La tipologia di macchinario si adatta agli impianti di betonaggio e di cava di qualsiasi capacità produttiva, potendo essere installata in maniera modulare. In caso di incrementi della produzione di calcestruzzo, un singolo impianto si può infatti integrare con una seconda linea di lavaggio e selezione. L’installazione della macchina e la sua messa in opera richiedono pochi giorni di lavoro, fattore questo che rende immediato l’utilizzo della tecnologia.

«I destinatari di questa operazione – afferma Lorenzo Petroboni Peroni, consigliere delegato di La Ginestra e Cava Visconta – sono in primo luogo gli impianti di betonaggio e quelli di produzione di prefabbricati cementizi, ma anche le cave, che hanno così la possibilità di offrire servizi aggiuntivi ai propri clienti in una logica di economia circolare».

Il valore aggiunto

Good By-Beton Cisef nasce dall’esigenza di valorizzare i residui del calcestruzzo di ritorno e di risolvere il problema del lavaggio della betoniera, questioni che oggi vengono gestite in maniera poco efficiente e con costi a perdere.

Sul mercato, infatti, esistono dei separatori che, a fine processo, utilizzando acqua, danno vita a un prodotto inutilizzabile che, solitamente, viene conferito in discarica. Va anche detto che in commercio esistono delle soluzioni alternative che utilizzano prodotti chimici, da cui si ottiene un aggregato la cui possibilità reale di utilizzo, in base alla normativa attuale, è dubbia e valida solo per impieghi di minor pregio, come ad esempio i sottofondi.

«L’interesse nostro e di aziende come la nostra – afferma Enrico Manni, responsabile tecnologico della Betonrossi – è duplice: da un lato si tratta di rendere efficiente ed economico il processo e dall’altro di reimmettere nel ciclo lavorativo prodotti già utilizzati, quindi di aderire ai principi dell’economia circolare e rispettare i criteri Cam per l’accesso agli appalti pubblici. Ma ciò che anche ci interessa è dare un contributo per giungere ad un definitivo inquadramento normativo di processo».

Recupero del calcestruzzo di ritorno, Getto del calcestruzzo dall’autobetoniera
Getto del calcestruzzo dall’autobetoniera (credits Betonrossi)

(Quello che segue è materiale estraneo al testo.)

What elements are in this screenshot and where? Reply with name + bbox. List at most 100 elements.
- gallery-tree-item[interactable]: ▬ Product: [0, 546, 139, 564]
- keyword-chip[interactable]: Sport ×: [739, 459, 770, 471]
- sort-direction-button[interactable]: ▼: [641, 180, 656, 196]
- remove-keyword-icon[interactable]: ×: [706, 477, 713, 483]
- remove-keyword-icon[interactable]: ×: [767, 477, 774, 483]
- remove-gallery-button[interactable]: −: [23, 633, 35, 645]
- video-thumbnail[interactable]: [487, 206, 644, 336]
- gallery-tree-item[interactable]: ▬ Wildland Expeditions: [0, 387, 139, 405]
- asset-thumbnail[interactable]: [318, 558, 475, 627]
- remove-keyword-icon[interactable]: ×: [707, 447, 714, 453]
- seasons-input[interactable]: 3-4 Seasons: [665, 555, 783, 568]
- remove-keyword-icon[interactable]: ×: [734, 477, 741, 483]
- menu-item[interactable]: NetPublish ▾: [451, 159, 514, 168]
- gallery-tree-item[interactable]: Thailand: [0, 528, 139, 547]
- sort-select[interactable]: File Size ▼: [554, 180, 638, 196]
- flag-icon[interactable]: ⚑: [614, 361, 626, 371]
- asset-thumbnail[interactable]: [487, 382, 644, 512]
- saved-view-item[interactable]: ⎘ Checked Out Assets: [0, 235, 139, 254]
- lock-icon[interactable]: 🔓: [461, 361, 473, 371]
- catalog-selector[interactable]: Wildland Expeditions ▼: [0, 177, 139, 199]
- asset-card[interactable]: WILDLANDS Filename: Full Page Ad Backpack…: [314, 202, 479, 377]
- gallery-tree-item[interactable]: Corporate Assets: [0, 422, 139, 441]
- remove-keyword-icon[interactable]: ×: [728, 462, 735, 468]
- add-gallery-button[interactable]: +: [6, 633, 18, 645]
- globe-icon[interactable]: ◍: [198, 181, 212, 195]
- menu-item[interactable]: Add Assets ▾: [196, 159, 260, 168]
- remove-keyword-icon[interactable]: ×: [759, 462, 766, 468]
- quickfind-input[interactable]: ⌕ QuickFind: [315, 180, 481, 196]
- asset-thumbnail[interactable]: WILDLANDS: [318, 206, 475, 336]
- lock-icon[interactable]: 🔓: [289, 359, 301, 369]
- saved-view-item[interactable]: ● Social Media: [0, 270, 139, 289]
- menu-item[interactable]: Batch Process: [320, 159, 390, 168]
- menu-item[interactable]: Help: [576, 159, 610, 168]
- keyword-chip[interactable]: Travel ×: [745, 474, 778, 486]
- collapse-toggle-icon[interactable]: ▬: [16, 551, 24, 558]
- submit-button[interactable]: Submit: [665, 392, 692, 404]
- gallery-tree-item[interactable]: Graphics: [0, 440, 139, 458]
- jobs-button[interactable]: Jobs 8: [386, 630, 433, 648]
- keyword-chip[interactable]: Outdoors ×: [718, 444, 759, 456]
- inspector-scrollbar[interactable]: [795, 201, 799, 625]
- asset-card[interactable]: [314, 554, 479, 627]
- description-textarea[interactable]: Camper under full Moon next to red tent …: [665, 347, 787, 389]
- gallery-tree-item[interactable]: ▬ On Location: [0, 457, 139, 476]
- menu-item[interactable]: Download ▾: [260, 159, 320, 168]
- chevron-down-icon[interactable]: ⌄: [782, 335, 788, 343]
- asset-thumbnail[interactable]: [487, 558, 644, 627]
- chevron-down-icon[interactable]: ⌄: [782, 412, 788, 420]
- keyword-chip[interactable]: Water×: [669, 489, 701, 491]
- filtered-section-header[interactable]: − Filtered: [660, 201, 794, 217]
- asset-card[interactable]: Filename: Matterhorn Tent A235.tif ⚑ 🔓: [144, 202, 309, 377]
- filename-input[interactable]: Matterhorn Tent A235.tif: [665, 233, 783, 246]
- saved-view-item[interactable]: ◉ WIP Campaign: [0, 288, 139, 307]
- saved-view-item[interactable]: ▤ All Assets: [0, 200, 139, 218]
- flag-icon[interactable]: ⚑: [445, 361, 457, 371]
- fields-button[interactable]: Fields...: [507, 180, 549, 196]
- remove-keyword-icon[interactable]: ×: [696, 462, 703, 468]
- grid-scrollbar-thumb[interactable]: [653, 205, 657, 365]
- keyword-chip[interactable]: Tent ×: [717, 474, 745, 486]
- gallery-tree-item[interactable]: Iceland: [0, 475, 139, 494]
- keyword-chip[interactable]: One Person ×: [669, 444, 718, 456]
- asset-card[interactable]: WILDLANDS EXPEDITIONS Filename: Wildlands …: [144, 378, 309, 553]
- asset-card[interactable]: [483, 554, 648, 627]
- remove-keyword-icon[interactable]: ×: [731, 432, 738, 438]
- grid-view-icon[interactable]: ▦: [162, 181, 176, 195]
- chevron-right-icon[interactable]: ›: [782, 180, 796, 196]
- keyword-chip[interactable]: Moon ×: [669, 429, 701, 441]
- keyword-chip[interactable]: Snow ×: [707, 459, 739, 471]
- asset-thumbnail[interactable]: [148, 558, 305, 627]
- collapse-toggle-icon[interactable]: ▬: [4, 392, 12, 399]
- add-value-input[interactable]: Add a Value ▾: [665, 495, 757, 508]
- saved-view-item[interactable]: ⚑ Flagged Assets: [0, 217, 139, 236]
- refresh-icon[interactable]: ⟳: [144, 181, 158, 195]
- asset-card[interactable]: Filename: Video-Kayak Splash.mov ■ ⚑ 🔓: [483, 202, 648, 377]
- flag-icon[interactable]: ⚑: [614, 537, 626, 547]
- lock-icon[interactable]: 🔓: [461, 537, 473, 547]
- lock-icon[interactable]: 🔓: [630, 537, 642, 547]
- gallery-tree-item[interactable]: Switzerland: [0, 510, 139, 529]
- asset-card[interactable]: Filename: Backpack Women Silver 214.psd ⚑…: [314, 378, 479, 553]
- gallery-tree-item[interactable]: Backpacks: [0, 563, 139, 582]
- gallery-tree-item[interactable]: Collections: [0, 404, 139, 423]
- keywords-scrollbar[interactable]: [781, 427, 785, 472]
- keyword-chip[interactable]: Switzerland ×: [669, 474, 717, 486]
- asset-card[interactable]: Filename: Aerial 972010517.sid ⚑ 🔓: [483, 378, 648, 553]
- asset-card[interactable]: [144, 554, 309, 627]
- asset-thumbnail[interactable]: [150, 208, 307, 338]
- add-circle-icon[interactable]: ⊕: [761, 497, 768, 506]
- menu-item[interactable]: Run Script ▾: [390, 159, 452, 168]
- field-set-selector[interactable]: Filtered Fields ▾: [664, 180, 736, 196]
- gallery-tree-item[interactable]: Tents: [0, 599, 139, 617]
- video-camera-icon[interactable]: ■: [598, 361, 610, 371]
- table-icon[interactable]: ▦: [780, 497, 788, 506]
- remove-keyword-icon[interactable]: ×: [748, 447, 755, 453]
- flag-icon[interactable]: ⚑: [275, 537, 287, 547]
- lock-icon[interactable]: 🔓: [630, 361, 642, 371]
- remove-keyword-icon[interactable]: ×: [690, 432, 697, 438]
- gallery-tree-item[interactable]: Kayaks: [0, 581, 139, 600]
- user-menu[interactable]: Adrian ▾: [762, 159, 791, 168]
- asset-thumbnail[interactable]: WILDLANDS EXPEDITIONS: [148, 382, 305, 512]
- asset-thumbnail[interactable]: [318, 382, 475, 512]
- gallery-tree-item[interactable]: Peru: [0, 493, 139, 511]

Insomma, il residuo di calcestruzzo da criticità può diventare un’opportunità, che consente anche di risolvere il problema del processo dell’acqua di lavaggio della betoniera, che viene trattata e recuperata mediante filtrazione. Un valore aggiunto innovativo rispetto a ciò che esiste oggi sul mercato.

I vincoli normativi

«Possibili barriere allo sviluppo del progetto – aggiunge Pietro Merlini – potrebbero essere rappresentate dalla normativa vigente in materia di gestione dei rifiuti e dai capitolati d’appalto pubblici non ancora pronti a recepire i prodotti cosiddetti circolari e anche da un mercato che va quindi stimolato ad accogliere tale novità. Ciò non toglie nulla alla bontà della direzione intrapresa, che è quella chiesta dall’Agenda Onu 2030 e dai Criteri ambientali minimi».

C’è infine un aspetto giuridico collegato al progetto: i promotori ritengono che per poter gestire il calcestruzzo di ritorno come sottoprodotto in sostituzione del materiale di cava, sussistano le quattro condizioni previste dall’articolo 184 bis del decreto legislativo 152 del 2006, il Codice dell’Ambiente.

I costi del progetto

Il progetto, il cui costo di implementazione vale circa 200mila euro e che gode di un finanziamento della regione Lombardia di 80mila euro, è in fase avanzata di sperimentazione.